Program evaluation and impacts
Since its launch in December 2016, the number of vendors participating in the market doubled from three to six. Approximately 40 residents attend the market each week.
Lessons learned
Sound knowledge and understanding of compliance issues, from business licensure requirements for vendors to municipal regulations around tents, is imperative for an efficient startup process. As a government entity, the department of health had to follow specific purchasing procedures, and farmers had to become approved state vendors. This circumstance created challenges, such as longer payment periods for businesses. Going forward, Goldsboro Front Porch Council will be the fiscal sponsor, eliminating the need for vendors to be state approved. The Department of Health will maintain active involvement in market operations and promotion.
Market visibility is another core element that influences success. The market location hindered its visibility. Project partners are now discussing alternate locations that would increase market visibility, with a specific eye towards a permanent site.
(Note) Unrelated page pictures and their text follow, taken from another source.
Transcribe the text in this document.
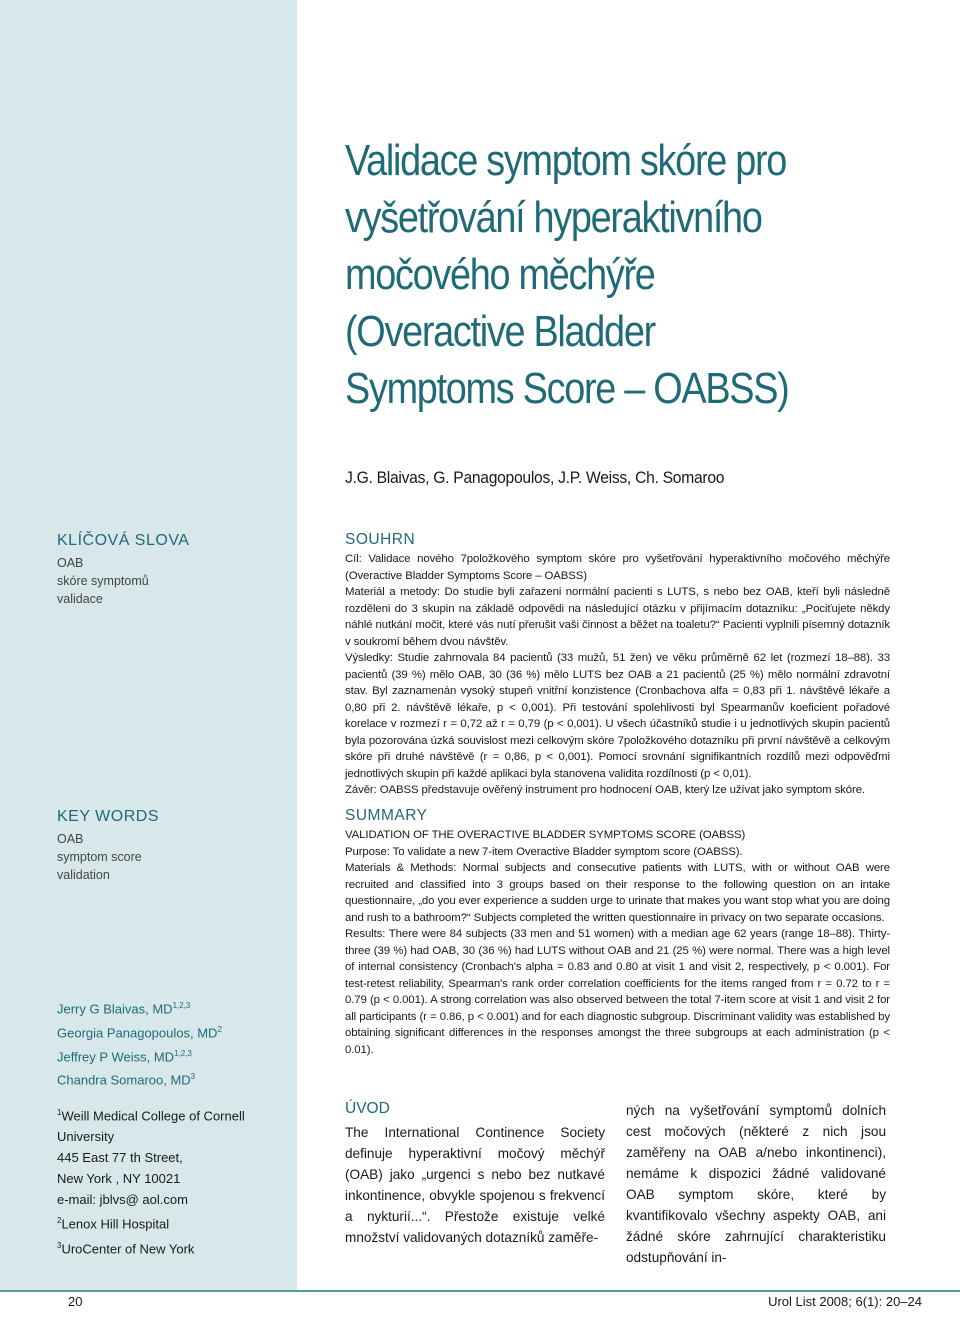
Validace symptom skóre pro
vyšetřování hyperaktivního
močového měchýře
(Overactive Bladder
Symptoms Score – OABSS)
J.G. Blaivas, G. Panagopoulos, J.P. Weiss, Ch. Somaroo
KLÍČOVÁ SLOVA
OAB
skóre symptomů
validace
KEY WORDS
OAB
symptom score
validation
Jerry G Blaivas, MD$^{1,2,3}$
Georgia Panagopoulos, $MD^2$
Jeffrey P Weiss, MD$^{1,2,3}$
Chandra Somaroo, $MD^3$
$^1$Weill Medical College of Cornell
University
445 East 77 th Street,
New York , NY 10021
e-mail: jblvs@ aol.com
$^2$Lenox Hill Hospital
$^3$UroCenter of New York
SOUHRN

Cíl: Validace nového 7položkového symptom skóre pro vyšetřování hyperaktivního močového měchýře (Overactive Bladder Symptoms Score – OABSS)

Materiál a metody: Do studie byli zařazeni normální pacienti s LUTS, s nebo bez OAB, kteří byli následně rozděleni do 3 skupin na základě odpovědi na následující otázku v přijímacím dotazníku: „Pociťujete někdy náhlé nutkání močit, které vás nutí přerušit vaši činnost a běžet na toaletu?“ Pacienti vyplnili písemný dotazník v soukromí během dvou návštěv.

Výsledky: Studie zahrnovala 84 pacientů (33 mužů, 51 žen) ve věku průměrně 62 let (rozmezí 18–88). 33 pacientů (39 %) mělo OAB, 30 (36 %) mělo LUTS bez OAB a 21 pacientů (25 %) mělo normální zdravotní stav. Byl zaznamenán vysoký stupeň vnitřní konzistence (Cronbachova alfa = 0,83 při 1. návštěvě lékaře a 0,80 při 2. návštěvě lékaře, p < 0,001). Při testování spolehlivosti byl Spearmanův koeficient pořadové korelace v rozmezí r = 0,72 až r = 0,79 (p < 0,001). U všech účastníků studie i u jednotlivých skupin pacientů byla pozorována úzká souvislost mezi celkovým skóre 7položkového dotazníku při první návštěvě a celkovým skóre při druhé návštěvě (r = 0,86, p < 0,001). Pomocí srovnání signifikantních rozdílů mezi odpověďmi jednotlivých skupin při každé aplikaci byla stanovena validita rozdílnosti (p < 0,01).

Závěr: OABSS představuje ověřený instrument pro hodnocení OAB, který lze užívat jako symptom skóre.

SUMMARY

VALIDATION OF THE OVERACTIVE BLADDER SYMPTOMS SCORE (OABSS)

Purpose: To validate a new 7-item Overactive Bladder symptom score (OABSS).

Materials & Methods: Normal subjects and consecutive patients with LUTS, with or without OAB were recruited and classified into 3 groups based on their response to the following question on an intake questionnaire, „do you ever experience a sudden urge to urinate that makes you want stop what you are doing and rush to a bathroom?“ Subjects completed the written questionnaire in privacy on two separate occasions.

Results: There were 84 subjects (33 men and 51 women) with a median age 62 years (range 18–88). Thirty-three (39 %) had OAB, 30 (36 %) had LUTS without OAB and 21 (25 %) were normal. There was a high level of internal consistency (Cronbach's alpha = 0.83 and 0.80 at visit 1 and visit 2, respectively, p < 0.001). For test-retest reliability, Spearman's rank order correlation coefficients for the items ranged from r = 0.72 to r = 0.79 (p < 0.001). A strong correlation was also observed between the total 7-item score at visit 1 and visit 2 for all participants (r = 0.86, p < 0.001) and for each diagnostic subgroup. Discriminant validity was established by obtaining significant differences in the responses amongst the three subgroups at each administration (p < 0.01).

ÚVOD

The International Continence Society definuje hyperaktivní močový měchýř (OAB) jako „urgenci s nebo bez nutkavé inkontinence, obvykle spojenou s frekvencí a nykturií...“. Přestože existuje velké množství validovaných dotazníků zaměře-

ných na vyšetřování symptomů dolních cest močových (některé z nich jsou zaměřeny na OAB a/nebo inkontinenci), nemáme k dispozici žádné validované OAB symptom skóre, které by kvantifikovalo všechny aspekty OAB, ani žádné skóre zahrnující charakteristiku odstupňování in-

20	Urol List 2008; 6(1): 20–24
In creating the farmers market, the Department of Health intended to increase access to fruits and vegetables. Department of Health staff members realized, in the course of the project, that “farmers market” conjures a particular image, namely one that includes fruits and vegetables, as well as a variety of novelty and artisan made items. The marketing efforts focused on access issues, rather than connecting to the broad local food movement. In an effort to increase attendance and market use, vendors selling artisan items were added. Going forward, they are determining how best to promote the market to increase attendance (making it worthwhile for vendors) and to increase access (for instance by ensuring Supplemental Nutrition Assistance [SNAP] benefits are accepted).
Ongoing work
Orlando Health is continually exploring how to best support healthy food access for vulnerable populations in the communities it serves. Orlando Health is strongly committed to continued support of the Orange Center healthy teaching garden. Through its participation in LIFT, the hospital hopes to increase community involvement in the garden, supporting the growth of connections and relationships among the neighborhoods diverse residents.
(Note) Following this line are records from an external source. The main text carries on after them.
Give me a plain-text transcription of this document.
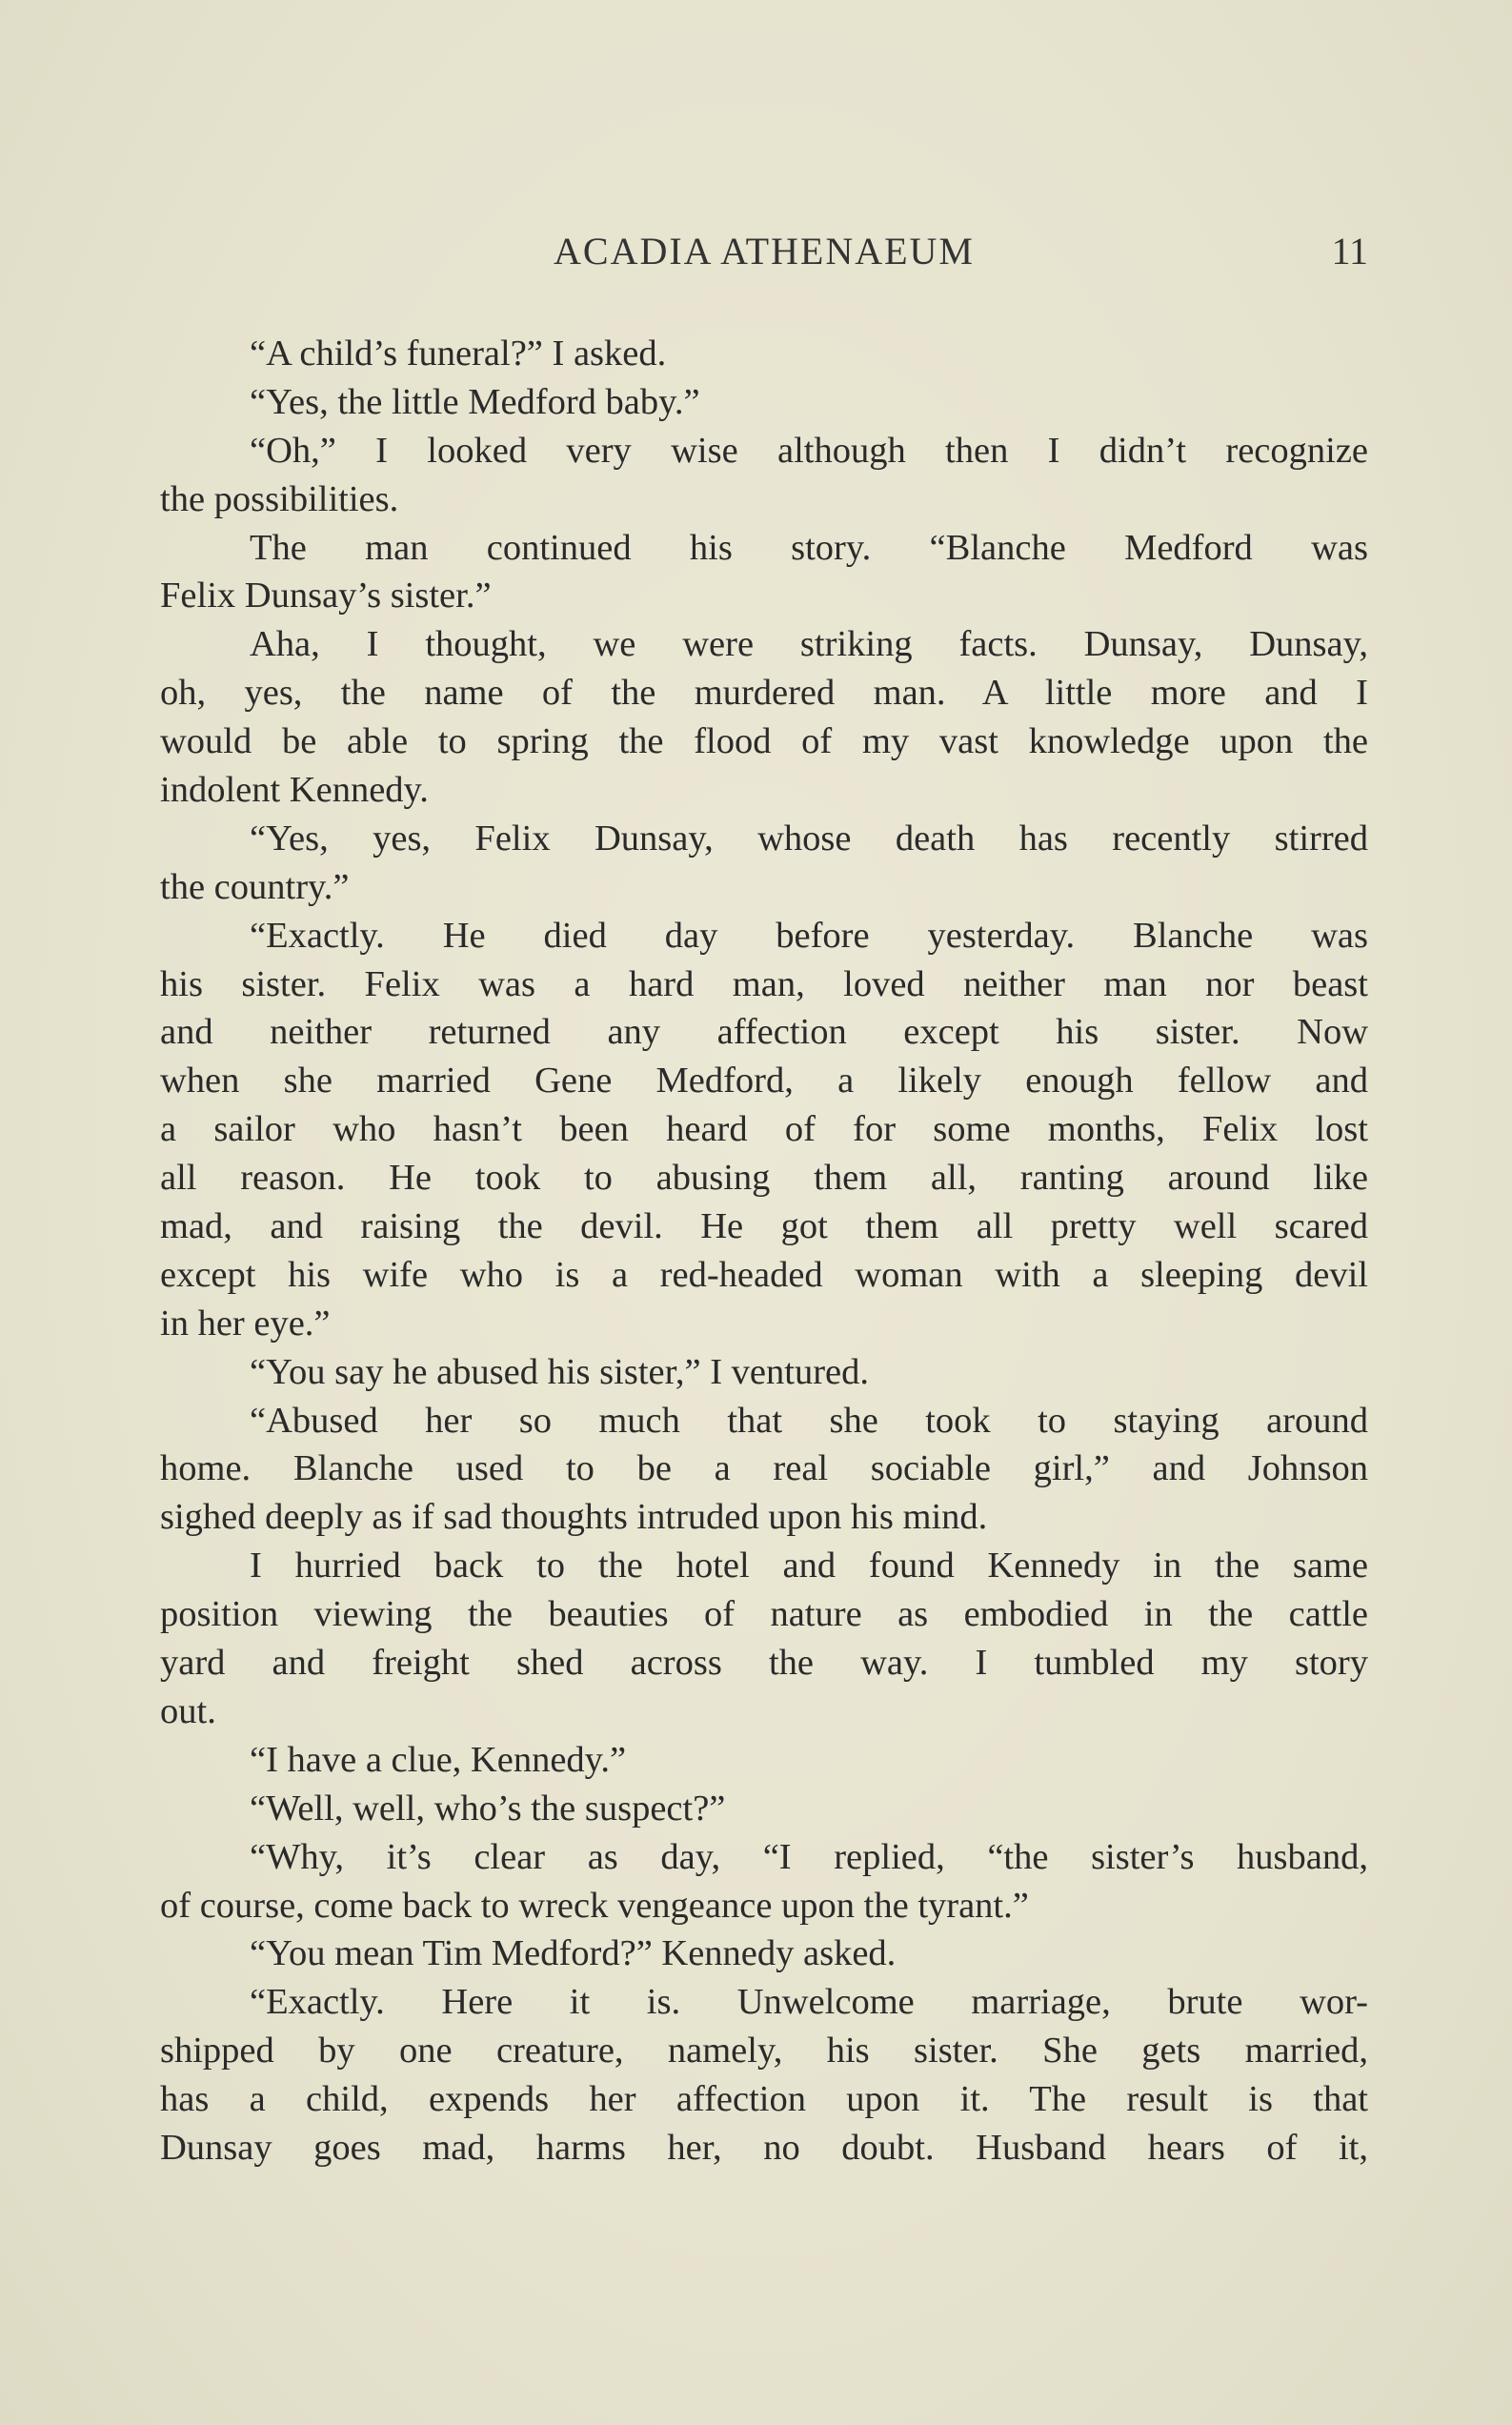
ACADIA ATHENAEUM	11
“A child’s funeral?” I asked.
“Yes, the little Medford baby.”
“Oh,” I looked very wise although then I didn’t recognize
the possibilities.
The man continued his story. “Blanche Medford was
Felix Dunsay’s sister.”
Aha, I thought, we were striking facts. Dunsay, Dunsay,
oh, yes, the name of the murdered man. A little more and I
would be able to spring the flood of my vast knowledge upon the
indolent Kennedy.
“Yes, yes, Felix Dunsay, whose death has recently stirred
the country.”
“Exactly. He died day before yesterday. Blanche was
his sister. Felix was a hard man, loved neither man nor beast
and neither returned any affection except his sister. Now
when she married Gene Medford, a likely enough fellow and
a sailor who hasn’t been heard of for some months, Felix lost
all reason. He took to abusing them all, ranting around like
mad, and raising the devil. He got them all pretty well scared
except his wife who is a red-headed woman with a sleeping devil
in her eye.”
“You say he abused his sister,” I ventured.
“Abused her so much that she took to staying around
home. Blanche used to be a real sociable girl,” and Johnson
sighed deeply as if sad thoughts intruded upon his mind.
I hurried back to the hotel and found Kennedy in the same
position viewing the beauties of nature as embodied in the cattle
yard and freight shed across the way. I tumbled my story
out.
“I have a clue, Kennedy.”
“Well, well, who’s the suspect?”
“Why, it’s clear as day, “I replied, “the sister’s husband,
of course, come back to wreck vengeance upon the tyrant.”
“You mean Tim Medford?” Kennedy asked.
“Exactly. Here it is. Unwelcome marriage, brute wor-
shipped by one creature, namely, his sister. She gets married,
has a child, expends her affection upon it. The result is that
Dunsay goes mad, harms her, no doubt. Husband hears of it,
Orlando Health recognizes the need for tailored approaches to address unique health needs within high-risk populations and is also supporting new programs that do so:
- Libby’s Pink Ribbon Garden: This garden serves breast cancer patients and survivors. The garden operates on a give-one-get-one model with breast cancer survivors growing organic vegetables that they can harvest for themselves and for distribution to low-income and under- or uninsured breast cancer patients. In fall of 2017, they will launch a pilot to study the impact of a plant-based diet for breast cancer patients.
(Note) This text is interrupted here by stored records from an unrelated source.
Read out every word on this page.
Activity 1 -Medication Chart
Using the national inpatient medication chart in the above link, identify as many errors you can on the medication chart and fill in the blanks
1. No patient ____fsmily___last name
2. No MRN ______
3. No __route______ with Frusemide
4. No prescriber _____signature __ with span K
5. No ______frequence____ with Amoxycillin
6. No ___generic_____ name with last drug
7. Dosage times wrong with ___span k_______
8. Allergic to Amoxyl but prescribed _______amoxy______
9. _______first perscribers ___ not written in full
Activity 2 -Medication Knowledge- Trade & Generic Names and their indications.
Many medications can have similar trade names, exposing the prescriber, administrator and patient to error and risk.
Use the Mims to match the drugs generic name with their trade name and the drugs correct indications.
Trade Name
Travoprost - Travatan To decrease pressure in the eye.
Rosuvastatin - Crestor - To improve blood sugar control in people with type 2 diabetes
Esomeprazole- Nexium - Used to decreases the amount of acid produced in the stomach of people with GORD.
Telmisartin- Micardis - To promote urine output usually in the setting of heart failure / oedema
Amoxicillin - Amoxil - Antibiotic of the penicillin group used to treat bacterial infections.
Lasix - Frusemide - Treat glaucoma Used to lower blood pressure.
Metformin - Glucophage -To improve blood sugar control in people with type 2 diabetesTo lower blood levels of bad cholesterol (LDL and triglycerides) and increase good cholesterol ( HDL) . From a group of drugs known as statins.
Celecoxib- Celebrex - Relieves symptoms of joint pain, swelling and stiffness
- Seniors First: Orlando Health awarded a $15,000 grant to fund Senior’s First, a meals on wheels program for high-risk seniors. The grant will support 30 days of meals (an estimated 2,000 total meals) to seniors who have recently been discharged from a hospital or have recently lost a caregiver.
Orlando Health is also supporting a new farmers market, in collaboration with the City of Orlando and Orlando City Soccer Club, located adjacent to the LIFT Orlando footprint. As a system, Orlando Health intends to further address food security and healthy food access issues through the implementation of food insecurity screenings and food donations and distribution.